Gioia, who has written four operatic librettos and whose recent book Weep, Shudder, and Die: On Opera and Poetry recounts his childhood devotion to opera, recalls saying to himself upon reading his first Seneca play: “This is a really good play.” He’s like that, he says — a contrarian. Defective, even, in some of the ways that Seneca is defective.

His love for Seneca’s plays gestated for another quarter century. About 20 years ago, he staged an earlier version of The Madness of Hercules in lower Manhattan. He gave the director clear instructions: “I don’t want any of the actors to try to make it like a modern play. I want it to feel ancient. And I want it to feel foreign. Give these speeches to terrify people: Just belt it out. Make it like opera.” The audience was shocked, horrified — and fell in love. 

The actress who played Jupiter’s wife, Juno, sometimes joins Gioia at poetry readings to bring to life Juno’s monologue of vengeance — a horrifying and electrifying monomaniacal descent, bordering on madness, in her relentless desire to kill Hercules. It is somewhat scary, he points out, when middle-aged women in the audience come up afterward and say of “this crazy vengeance-ridden goddess who has been trying to destroy Hercules since his cradle” that “I really loved the thing you did about Juno, she’s so right about men.” Juno is not a moral exemplar, Gioia points out.

He wrote and rewrote the introduction some 20 times, seeking nothing less than to put Seneca back in the canon of what we used to call Western civilization.

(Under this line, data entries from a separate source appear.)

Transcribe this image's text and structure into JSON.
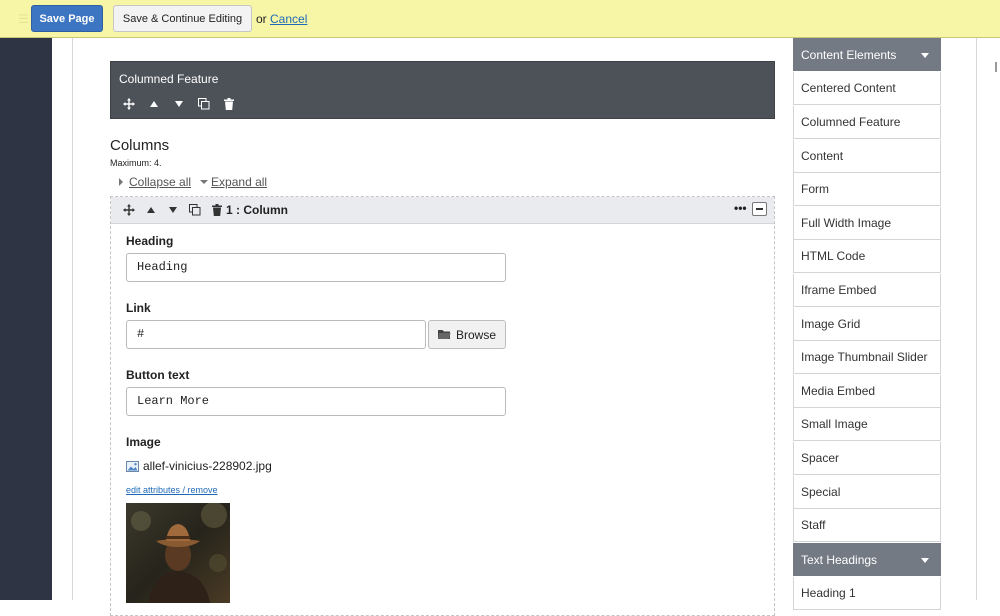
{
  "toolbar": {
    "save_page": "Save Page",
    "save_continue": "Save & Continue Editing",
    "or_text": "or",
    "cancel": "Cancel"
  },
  "block": {
    "title": "Columned Feature"
  },
  "columns": {
    "title": "Columns",
    "maximum": "Maximum: 4.",
    "collapse_all": "Collapse all",
    "expand_all": "Expand all",
    "column_title": "1 : Column",
    "more": "•••"
  },
  "fields": {
    "heading_label": "Heading",
    "heading_value": "Heading",
    "link_label": "Link",
    "link_value": "#",
    "browse": "Browse",
    "button_text_label": "Button text",
    "button_text_value": "Learn More",
    "image_label": "Image",
    "image_file": "allef-vinicius-228902.jpg",
    "edit_attributes": "edit attributes / remove"
  },
  "sidebar": {
    "categories": [
      "Content Elements",
      "Text Headings"
    ],
    "content_elements": [
      "Centered Content",
      "Columned Feature",
      "Content",
      "Form",
      "Full Width Image",
      "HTML Code",
      "Iframe Embed",
      "Image Grid",
      "Image Thumbnail Slider",
      "Media Embed",
      "Small Image",
      "Spacer",
      "Special",
      "Staff"
    ],
    "text_headings": [
      "Heading 1"
    ]
  },
  "colors": {
    "toolbar_bg": "#f7f5a6",
    "primary_button": "#3c75c2",
    "block_header": "#4d5259",
    "sidebar_category": "#737a84",
    "left_rail": "#2f3444",
    "link": "#1f6ab8"
  }
}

Gioia points out this introduction is the first serious literary essay on Seneca since T.S. Eliot — a full 100 years ago. His new verse translation is, he says, the first English poetic translation of The Madness of Hercules since before Shakespeare.

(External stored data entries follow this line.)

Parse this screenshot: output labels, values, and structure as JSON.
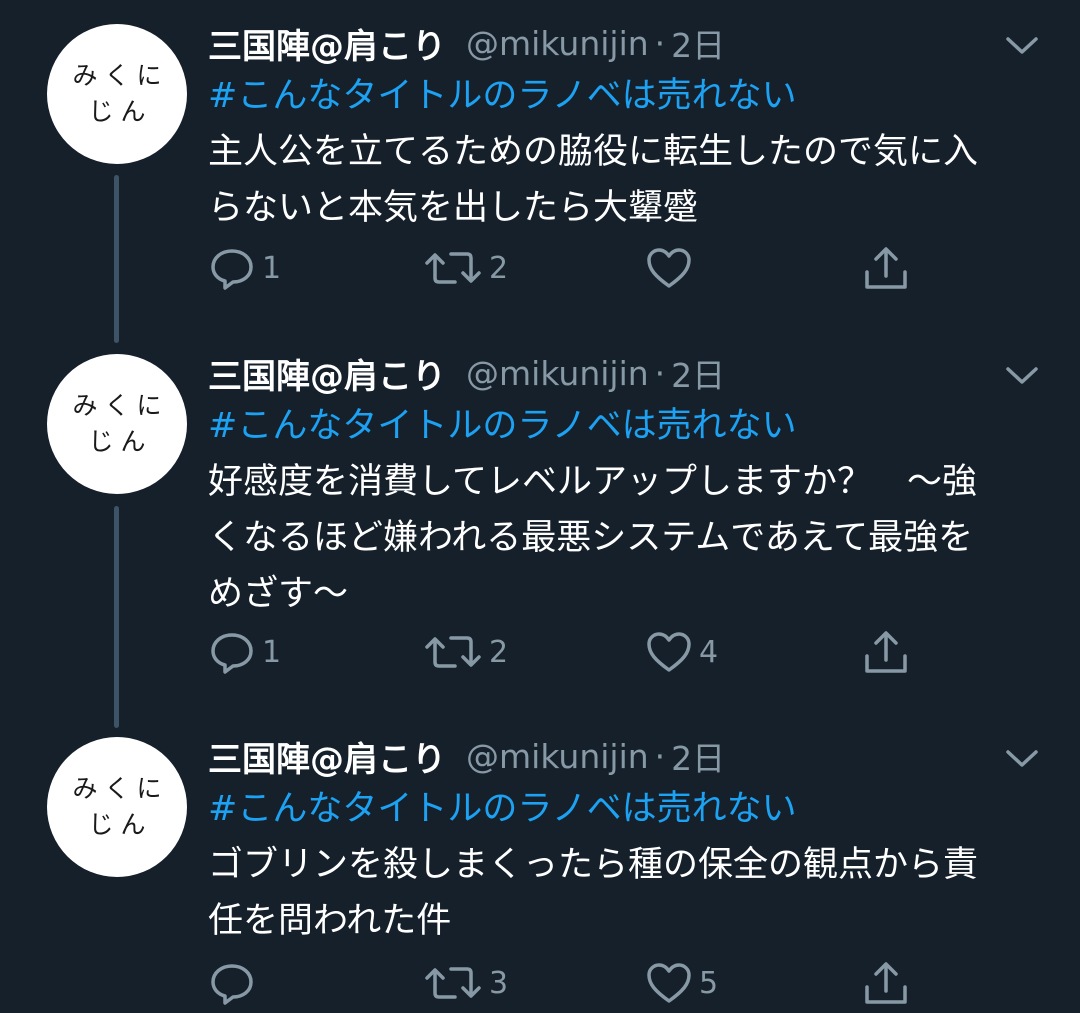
{
  "author": {
    "name": "三国陣@肩こり",
    "handle": "@mikunijin",
    "avatar_text": [
      "みくに",
      "じん"
    ]
  },
  "tweets": [
    {
      "time": "2日",
      "hashtag": "#こんなタイトルのラノベは売れない",
      "text": "主人公を立てるための脇役に転生したので気に入らないと本気を出したら大顰蹙",
      "replies": "1",
      "retweets": "2",
      "likes": ""
    },
    {
      "time": "2日",
      "hashtag": "#こんなタイトルのラノベは売れない",
      "text": "好感度を消費してレベルアップしますか？　～強くなるほど嫌われる最悪システムであえて最強をめざす～",
      "replies": "1",
      "retweets": "2",
      "likes": "4"
    },
    {
      "time": "2日",
      "hashtag": "#こんなタイトルのラノベは売れない",
      "text": "ゴブリンを殺しまくったら種の保全の観点から責任を問われた件",
      "replies": "",
      "retweets": "3",
      "likes": "5"
    }
  ],
  "separator": "·",
  "icons": {
    "reply": "reply-icon",
    "retweet": "retweet-icon",
    "like": "heart-icon",
    "share": "share-icon",
    "menu": "chevron-down-icon"
  },
  "colors": {
    "background": "#15202b",
    "hashtag": "#1da1f2",
    "secondary_text": "#8899a6",
    "thread_line": "#3d5466"
  }
}
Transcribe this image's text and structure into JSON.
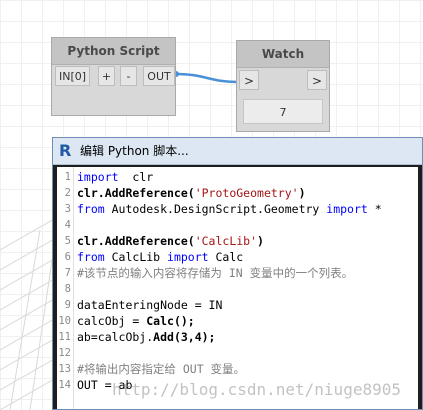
{
  "python_node": {
    "title": "Python Script",
    "in_port": "IN[0]",
    "add_port": "+",
    "remove_port": "-",
    "out_port": "OUT"
  },
  "watch_node": {
    "title": "Watch",
    "in_port": ">",
    "out_port": ">",
    "value": "7"
  },
  "editor": {
    "title": "编辑 Python 脚本...",
    "lines": [
      {
        "n": "1",
        "segs": [
          [
            "kw",
            "import"
          ],
          [
            "",
            "  clr"
          ]
        ]
      },
      {
        "n": "2",
        "segs": [
          [
            "fn",
            "clr.AddReference("
          ],
          [
            "str",
            "'ProtoGeometry'"
          ],
          [
            "fn",
            ")"
          ]
        ]
      },
      {
        "n": "3",
        "segs": [
          [
            "kw",
            "from"
          ],
          [
            "",
            " Autodesk.DesignScript.Geometry "
          ],
          [
            "kw",
            "import"
          ],
          [
            "",
            " *"
          ]
        ]
      },
      {
        "n": "4",
        "segs": []
      },
      {
        "n": "5",
        "segs": [
          [
            "fn",
            "clr.AddReference("
          ],
          [
            "str",
            "'CalcLib'"
          ],
          [
            "fn",
            ")"
          ]
        ]
      },
      {
        "n": "6",
        "segs": [
          [
            "kw",
            "from"
          ],
          [
            "",
            " CalcLib "
          ],
          [
            "kw",
            "import"
          ],
          [
            "",
            " Calc"
          ]
        ]
      },
      {
        "n": "7",
        "segs": [
          [
            "cm",
            "#该节点的输入内容将存储为 IN 变量中的一个列表。"
          ]
        ]
      },
      {
        "n": "8",
        "segs": []
      },
      {
        "n": "9",
        "segs": [
          [
            "",
            "dataEnteringNode = IN"
          ]
        ]
      },
      {
        "n": "10",
        "segs": [
          [
            "",
            "calcObj = "
          ],
          [
            "fn",
            "Calc();"
          ]
        ]
      },
      {
        "n": "11",
        "segs": [
          [
            "",
            "ab=calcObj."
          ],
          [
            "fn",
            "Add(3,4);"
          ]
        ]
      },
      {
        "n": "12",
        "segs": []
      },
      {
        "n": "13",
        "segs": [
          [
            "cm",
            "#将输出内容指定给 OUT 变量。"
          ]
        ]
      },
      {
        "n": "14",
        "segs": [
          [
            "",
            "OUT = ab"
          ]
        ]
      }
    ]
  },
  "watermark": "http://blog.csdn.net/niuge8905"
}
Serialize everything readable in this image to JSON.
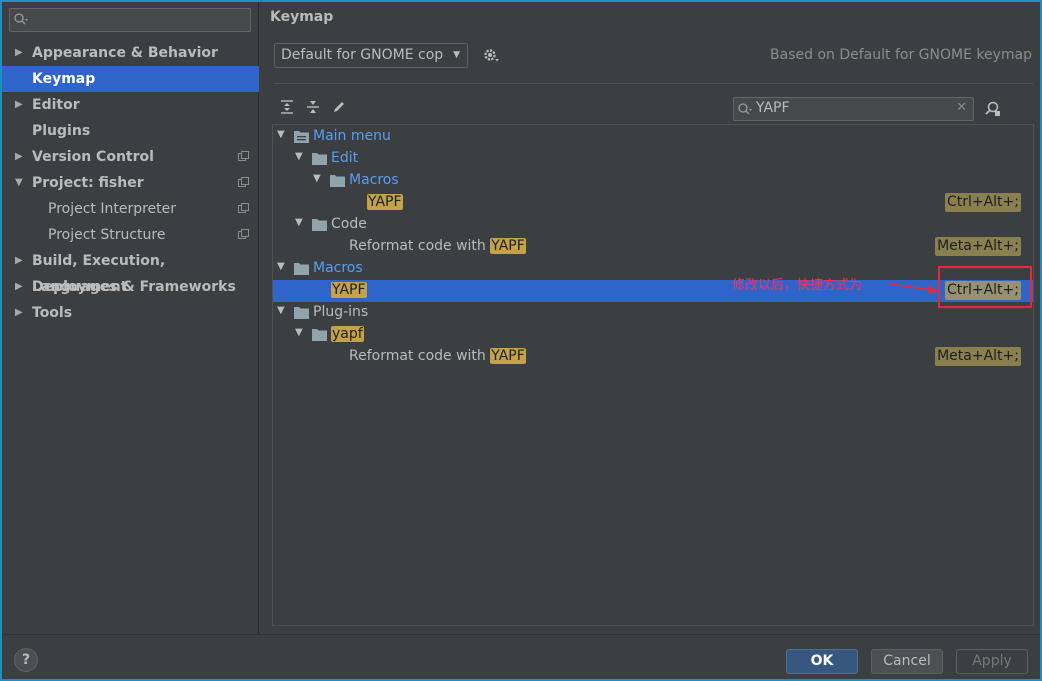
{
  "sidebar": {
    "search_placeholder": "",
    "items": [
      {
        "label": "Appearance & Behavior",
        "arrow": "▶"
      },
      {
        "label": "Keymap",
        "arrow": ""
      },
      {
        "label": "Editor",
        "arrow": "▶"
      },
      {
        "label": "Plugins",
        "arrow": ""
      },
      {
        "label": "Version Control",
        "arrow": "▶"
      },
      {
        "label": "Project: fisher",
        "arrow": "▼"
      },
      {
        "label": "Project Interpreter",
        "arrow": ""
      },
      {
        "label": "Project Structure",
        "arrow": ""
      },
      {
        "label": "Build, Execution, Deployment",
        "arrow": "▶"
      },
      {
        "label": "Languages & Frameworks",
        "arrow": "▶"
      },
      {
        "label": "Tools",
        "arrow": "▶"
      }
    ]
  },
  "main": {
    "title": "Keymap",
    "keymap_select": "Default for GNOME cop",
    "based_on": "Based on Default for GNOME keymap",
    "filter_value": "YAPF",
    "clear_glyph": "✕"
  },
  "tree": {
    "expanded": "▼",
    "rows": {
      "main_menu": "Main menu",
      "edit": "Edit",
      "macros_sub": "Macros",
      "yapf_1": "YAPF",
      "yapf_1_shortcut": "Ctrl+Alt+;",
      "code": "Code",
      "reformat_prefix": "Reformat code with ",
      "reformat_highlight": "YAPF",
      "reformat_shortcut": "Meta+Alt+;",
      "macros": "Macros",
      "yapf_2": "YAPF",
      "yapf_2_shortcut": "Ctrl+Alt+;",
      "plugins": "Plug-ins",
      "yapf_plugin": "yapf",
      "reformat2_prefix": "Reformat code with ",
      "reformat2_highlight": "YAPF",
      "reformat2_shortcut": "Meta+Alt+;"
    }
  },
  "annotation": {
    "text": "修改以后，快捷方式为",
    "color": "#e8283a"
  },
  "buttons": {
    "help": "?",
    "ok": "OK",
    "cancel": "Cancel",
    "apply": "Apply"
  },
  "colors": {
    "accent": "#2f65ca",
    "link": "#589df6",
    "highlight": "#c3a24a"
  }
}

In my mind, this is an artistic event of the first order: a great playwright forgotten and revived in great poetry written by America’s finest and most famous Catholic poet. 

I begged him to let me invite poets to do a Zoom reading with him. But like all great artists, Gioia aimed higher. He wanted it to be performed by great actors who could light up and terrify an audience with his words. Still, I couldn’t quite give up on the idea. 

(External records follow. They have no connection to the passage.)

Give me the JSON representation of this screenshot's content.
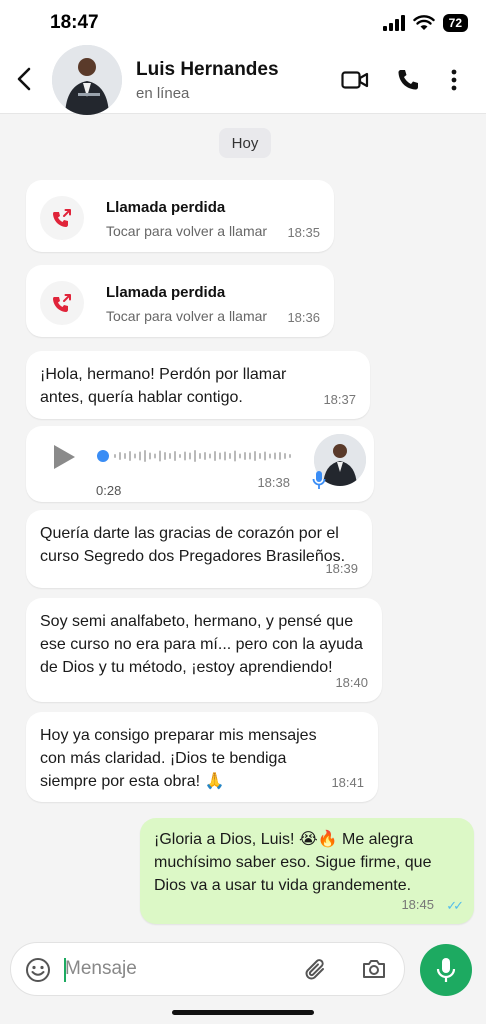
{
  "status_bar": {
    "time": "18:47",
    "battery": "72"
  },
  "header": {
    "contact_name": "Luis Hernandes",
    "contact_status": "en línea"
  },
  "chat": {
    "date_chip": "Hoy",
    "missed_calls": [
      {
        "title": "Llamada perdida",
        "subtitle": "Tocar para volver a llamar",
        "time": "18:35"
      },
      {
        "title": "Llamada perdida",
        "subtitle": "Tocar para volver a llamar",
        "time": "18:36"
      }
    ],
    "messages": [
      {
        "line1": "¡Hola, hermano! Perdón por llamar",
        "line2": "antes, quería hablar contigo.",
        "time": "18:37"
      },
      {
        "line1": "Quería darte las gracias de corazón por el",
        "line2": "curso Segredo dos Pregadores Brasileños.",
        "time": "18:39"
      },
      {
        "line1": "Soy semi analfabeto, hermano, y pensé que",
        "line2": "ese curso no era para mí... pero con la ayuda",
        "line3": "de Dios y tu método, ¡estoy aprendiendo!",
        "time": "18:40"
      },
      {
        "line1": "Hoy ya consigo preparar mis mensajes",
        "line2": "con más claridad. ¡Dios te bendiga",
        "line3": "siempre por esta obra! 🙏",
        "time": "18:41"
      }
    ],
    "voice_note": {
      "duration": "0:28",
      "time": "18:38",
      "progress": 0
    },
    "outgoing": {
      "line1": "¡Gloria a Dios, Luis! 😭🔥  Me alegra",
      "line2": "muchísimo saber eso. Sigue firme, que",
      "line3": "Dios va a usar tu vida grandemente.",
      "time": "18:45",
      "read": "✓✓"
    }
  },
  "input": {
    "placeholder": "Mensaje"
  },
  "colors": {
    "accent": "#1daa61",
    "missed_call": "#e0243a",
    "read_ticks": "#53bdeb",
    "outgoing_bubble": "#dcf8c6"
  },
  "icons": [
    "back-arrow-icon",
    "video-call-icon",
    "phone-icon",
    "more-icon",
    "missed-call-icon",
    "play-icon",
    "mic-icon",
    "emoji-icon",
    "attach-icon",
    "camera-icon"
  ]
}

“What about at this year’s Retreat for Artists and Art Lovers?” I asked again, after repeatedly getting turned down.

“Maggie,” he said to me quite sternly — and Dana’s voice is the epitome of stentorian — “Get me three classically trained Shakespearean actors. I will read the Greek chorus myself, and you can do this.”

Done, I said. So on June 14, in the medieval architecture of holy and beautiful St. Patrick’s Seminary, excerpts from a work of a lost, great playwright will be brought to life again — a meditation on the evil to which the human heart can be driven without the succor of Christ. 

Standard registration for the June 13-15 Retreat for Artists and Art Lovers is $750, which includes beautiful liturgies, fine food and fellowship — but we also offer a “starving artists” fare of $275, no questions asked. 

At our first retreat bringing together artists of all kinds — painters, poets, playwrights, composers, sculptors and architects — wonderful new works of art were born, some of which we will experience at this year’s gathering. Duncan Stroik will share how his grief over the untimely death of his daughter Raffaella, a ballerina, has been transformed into a beautiful ballet, with the help of choreographer Claire Kretzschmar, who will also be joining us.

I’m especially looking forward to our “Christmas in June” panel, where composers and poets will share new Advent and Christmas carols the Benedict XVI Institute has commissioned. Jennifer Donelson-Nowicka of the Catholic Institute of Sacred Music will provide the sacred music for the liturgy, a heavenly experience. And Archbishop Salvatore Cordileone will welcome us and share his vision of the high calling of both the Catholic artist and the Catholic patron of the arts.

We are still searching for the right Hercules. In fact, I’m waiting to hear back from Kelsey Grammer, who is working with Wall Street wizard Pierre Ferragu to bring Bernadette of Lourdes to the United States. (Pierre will be there to talk about his patronage of the arts.) Yes, it’s what one calls a Hail Mary pass — but the chance to share a great work of art and discuss its moral weight with one of America’s great poets? That alone is worth the price of admission.